Seymour gets honor of participating in Reagan rites
By Sam Atkins
Published in News on June 10, 2004 2:06 PM
Patriotic music blasted through the rainy skies as a line of F-15E Strike Eagle fighter jets made their way down the flight line at Seymour Johnson Air Force Base.
One jet had nose art showing former President Ronald Reagan wearing a cowboy hat with a variation of one of his famous movie lines: "One more for the Gipper." Staff Sgt. Jeremy Farley designed it.
Friends and family members waved at the fliers about to embark on a short but important mission. Brig. Gen. Rick Rosborg, 4th Fighter Wing commander, drove by the jets as final preparations were made for take-off.
The airmen had been assigned to perform a 21-plane flyover Wednesday as part of Reagan's funeral rites in Washington. A cross-section of 42 airmen combined from all squadrons of the 4th Wing -- the 333rd, 334th, 335th, 336th -- were chosen to fly. They were younger and older airmen of various ranks.
The White House chose Seymour Johnson to perform the flyover.
The jets left on schedule at 5 p.m., even through rainy weather. The trip took around 45 minutes.

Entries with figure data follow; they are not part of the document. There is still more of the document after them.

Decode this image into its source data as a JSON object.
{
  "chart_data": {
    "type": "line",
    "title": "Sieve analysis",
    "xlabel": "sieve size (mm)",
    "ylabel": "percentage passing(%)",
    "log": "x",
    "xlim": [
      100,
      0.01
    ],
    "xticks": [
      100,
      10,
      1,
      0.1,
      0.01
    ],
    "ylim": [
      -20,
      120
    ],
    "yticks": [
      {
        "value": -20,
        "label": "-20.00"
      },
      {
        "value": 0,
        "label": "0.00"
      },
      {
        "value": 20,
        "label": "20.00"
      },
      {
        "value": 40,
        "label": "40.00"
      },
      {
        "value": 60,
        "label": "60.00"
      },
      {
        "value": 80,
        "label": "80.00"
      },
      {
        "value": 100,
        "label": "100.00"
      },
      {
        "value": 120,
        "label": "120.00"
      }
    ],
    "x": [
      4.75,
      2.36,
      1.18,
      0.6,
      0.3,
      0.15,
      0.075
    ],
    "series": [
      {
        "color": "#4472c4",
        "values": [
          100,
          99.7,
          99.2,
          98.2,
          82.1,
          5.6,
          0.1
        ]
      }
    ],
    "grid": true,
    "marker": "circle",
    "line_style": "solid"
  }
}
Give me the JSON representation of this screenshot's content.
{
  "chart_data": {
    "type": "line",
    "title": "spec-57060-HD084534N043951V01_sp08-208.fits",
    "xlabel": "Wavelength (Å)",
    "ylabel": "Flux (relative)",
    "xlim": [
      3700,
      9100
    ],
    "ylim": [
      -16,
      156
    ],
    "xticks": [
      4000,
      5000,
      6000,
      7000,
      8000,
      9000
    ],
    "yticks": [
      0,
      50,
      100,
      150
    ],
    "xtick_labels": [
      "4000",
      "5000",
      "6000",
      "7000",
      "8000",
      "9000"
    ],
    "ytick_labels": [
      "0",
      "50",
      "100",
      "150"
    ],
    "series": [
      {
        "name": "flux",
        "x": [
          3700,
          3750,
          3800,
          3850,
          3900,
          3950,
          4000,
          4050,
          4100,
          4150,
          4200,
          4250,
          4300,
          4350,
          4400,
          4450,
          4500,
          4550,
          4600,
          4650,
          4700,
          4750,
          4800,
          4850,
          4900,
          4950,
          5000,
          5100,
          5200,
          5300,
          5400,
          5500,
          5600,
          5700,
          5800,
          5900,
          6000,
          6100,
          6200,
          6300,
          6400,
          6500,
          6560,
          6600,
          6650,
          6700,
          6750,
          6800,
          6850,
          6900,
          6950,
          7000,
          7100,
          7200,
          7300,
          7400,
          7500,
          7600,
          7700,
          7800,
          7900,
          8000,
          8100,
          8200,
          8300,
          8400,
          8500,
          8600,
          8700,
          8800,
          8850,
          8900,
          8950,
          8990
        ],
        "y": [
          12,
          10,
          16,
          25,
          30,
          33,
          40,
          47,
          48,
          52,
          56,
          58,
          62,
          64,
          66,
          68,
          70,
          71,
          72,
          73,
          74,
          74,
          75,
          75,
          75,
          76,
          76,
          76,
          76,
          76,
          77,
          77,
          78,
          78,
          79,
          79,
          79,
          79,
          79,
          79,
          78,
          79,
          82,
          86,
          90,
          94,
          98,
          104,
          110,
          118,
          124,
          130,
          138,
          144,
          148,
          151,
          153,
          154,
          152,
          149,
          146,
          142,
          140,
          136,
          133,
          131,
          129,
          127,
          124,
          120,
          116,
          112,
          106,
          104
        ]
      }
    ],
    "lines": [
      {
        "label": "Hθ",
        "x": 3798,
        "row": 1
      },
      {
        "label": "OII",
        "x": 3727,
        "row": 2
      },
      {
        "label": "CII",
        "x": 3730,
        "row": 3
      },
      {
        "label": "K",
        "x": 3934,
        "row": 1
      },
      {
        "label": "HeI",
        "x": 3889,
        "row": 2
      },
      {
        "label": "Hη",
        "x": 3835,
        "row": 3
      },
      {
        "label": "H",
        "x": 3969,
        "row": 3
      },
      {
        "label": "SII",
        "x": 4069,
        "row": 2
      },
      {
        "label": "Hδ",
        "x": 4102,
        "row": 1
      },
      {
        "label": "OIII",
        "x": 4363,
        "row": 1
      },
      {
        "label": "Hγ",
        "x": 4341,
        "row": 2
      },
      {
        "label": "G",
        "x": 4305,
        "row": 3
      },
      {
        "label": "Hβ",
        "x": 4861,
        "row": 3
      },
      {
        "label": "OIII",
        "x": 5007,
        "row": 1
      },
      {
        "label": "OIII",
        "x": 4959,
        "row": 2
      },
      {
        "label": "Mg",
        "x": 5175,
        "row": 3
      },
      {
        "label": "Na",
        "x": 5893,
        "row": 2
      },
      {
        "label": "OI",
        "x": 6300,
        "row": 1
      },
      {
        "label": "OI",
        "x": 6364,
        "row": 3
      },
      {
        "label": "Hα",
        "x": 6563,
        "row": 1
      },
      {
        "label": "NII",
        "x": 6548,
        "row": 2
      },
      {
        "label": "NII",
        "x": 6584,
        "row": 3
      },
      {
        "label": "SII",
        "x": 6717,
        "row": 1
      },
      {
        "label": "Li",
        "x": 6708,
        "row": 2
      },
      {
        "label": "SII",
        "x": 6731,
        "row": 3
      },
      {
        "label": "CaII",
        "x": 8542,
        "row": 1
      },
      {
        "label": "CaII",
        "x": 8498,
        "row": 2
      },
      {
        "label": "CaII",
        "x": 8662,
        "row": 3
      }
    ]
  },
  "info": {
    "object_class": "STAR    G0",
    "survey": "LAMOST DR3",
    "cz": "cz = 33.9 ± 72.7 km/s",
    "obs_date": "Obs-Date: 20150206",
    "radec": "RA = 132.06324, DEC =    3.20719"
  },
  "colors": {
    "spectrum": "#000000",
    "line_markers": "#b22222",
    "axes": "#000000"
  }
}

The lead jet was followed by five four-ship formations spaced at 10-second intervals. The route was from south to north up Washington's 4th Street S.W., crossing the National Mall and Constitution Avenue at 1,000 feet.
The final formation performed the missing-man maneuver as the planes crossed Constitution Avenue. The missing-man maneuver involves a wingman breaking formation, rocketing skyward and leaving a hole in the formation. It signifies the loss of a comrade.
The jet performing the missing-man formation had the Reagan nose art. The crewmen were Col. Darryl Robertson and Capt. Craig Nieman.
The flyover occurred around 6:30 p.m. It was viewed by millions of people on television. One TV correspondent described people cheering, saluting and breaking down into tears as they watched the jets roar over the funeral procession.
"It's a great honor. It says a lot about the men and women of the 4th Fighter Wing," said Capt. Dan Badia with the 334th Fighter Squadron. He was an alternate and went through all of the briefing with the airmen participating in the flyover.
He said everyone was excited during the briefing.
"Not everyday you get to fly through downtown Washington on national TV," he said.
He said the basic flyover plan was already in place, but they had to make sure the timing was to the second.
The honor of being involved in the procession was exciting for the entire Goldsboro community, which is like a great family with Seymour Johnson, he added.
"Everyone was real happy to be a part of this."
The 21 jets flew back last night and arrived around 7:45 p.m.